To ask Her Majesty's Government, further to the answer by Baroness Sugg on 2 November (HL Deb, cols 495–9), what assessment they have made of the judgment delivered by the International Court of Justice in Bosnia and Herzegovina v. Serbia and Montenegro (no. 91) on 26 February 2007, in particular the statement contained in that judgment that "a State’s obligation to prevent, and the corresponding duty to act, arise at the instant that the State learns of, or should normally have learned of, the existence of a serious risk that genocide will be committed"; what assessment they have made of the risk of genocide in the Nagorno-Karabakh region; and what steps they are taking in response to that assessment.


Answered by
Baroness Sugg Portrait
Baroness Sugg
This question was answered on 17th November 2020

The UK takes its moral and legal obligations seriously, and is fully committed to focusing on conflict prevention as the best means to prevent most mass atrocities.
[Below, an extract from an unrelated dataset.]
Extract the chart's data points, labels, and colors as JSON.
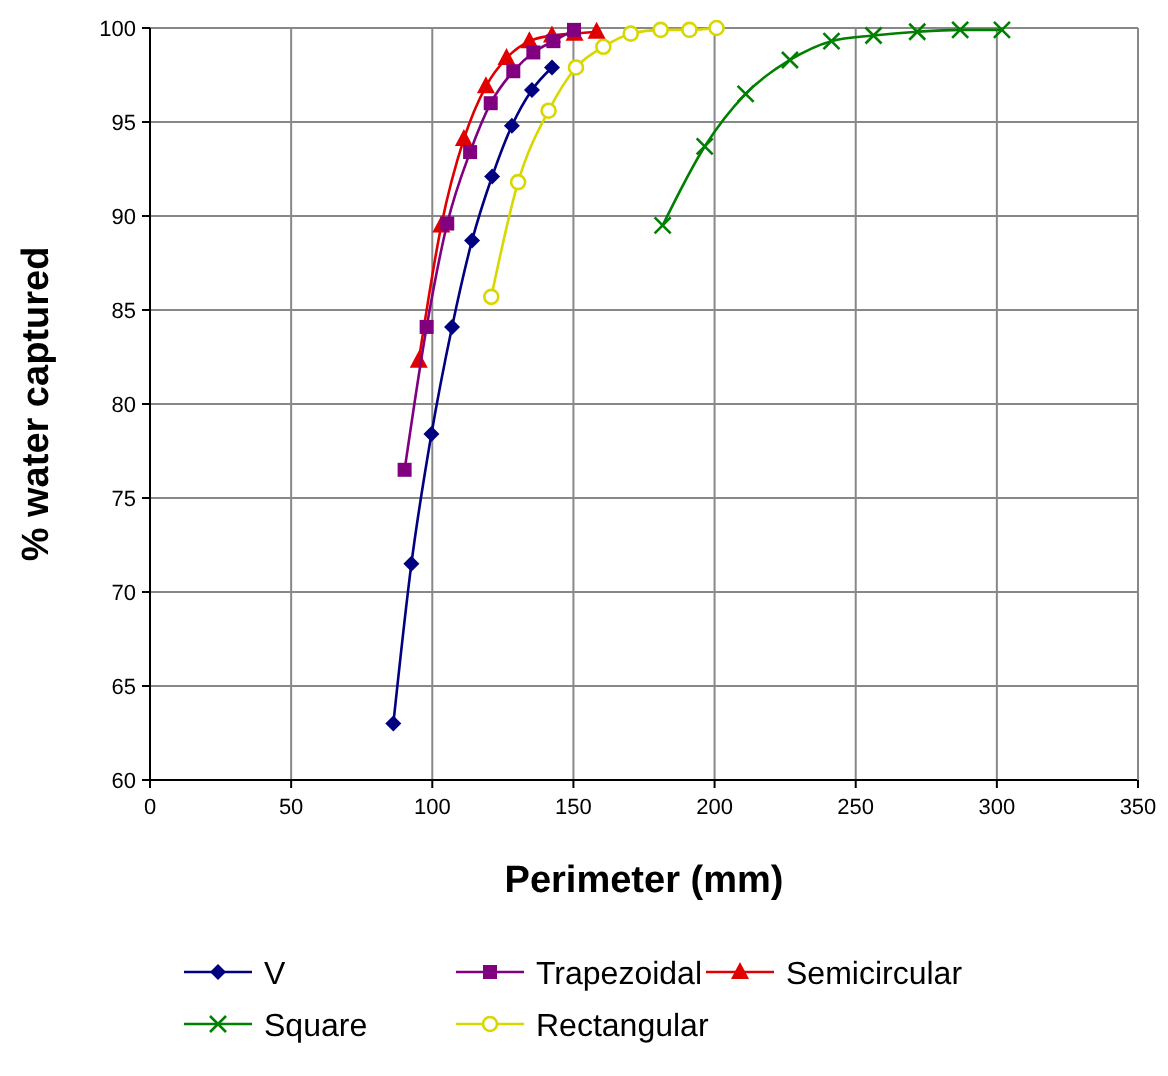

HMG adopts a consolidated, whole-of-government effort, using our diplomatic, development, defence and law enforcement capabilities, to help find pathways to global peace and stability. The policy of the UK is that any determination on whether genocide has occurred is a matter for competent judicial bodies, rather than for governments. The UK is fully committed to the principle that there must be no impunity for the most serious international crimes. The UK welcomes the news that the leaders of Armenia and Azerbaijan have agreed to end the fighting in and around Nagorno-Karabakh.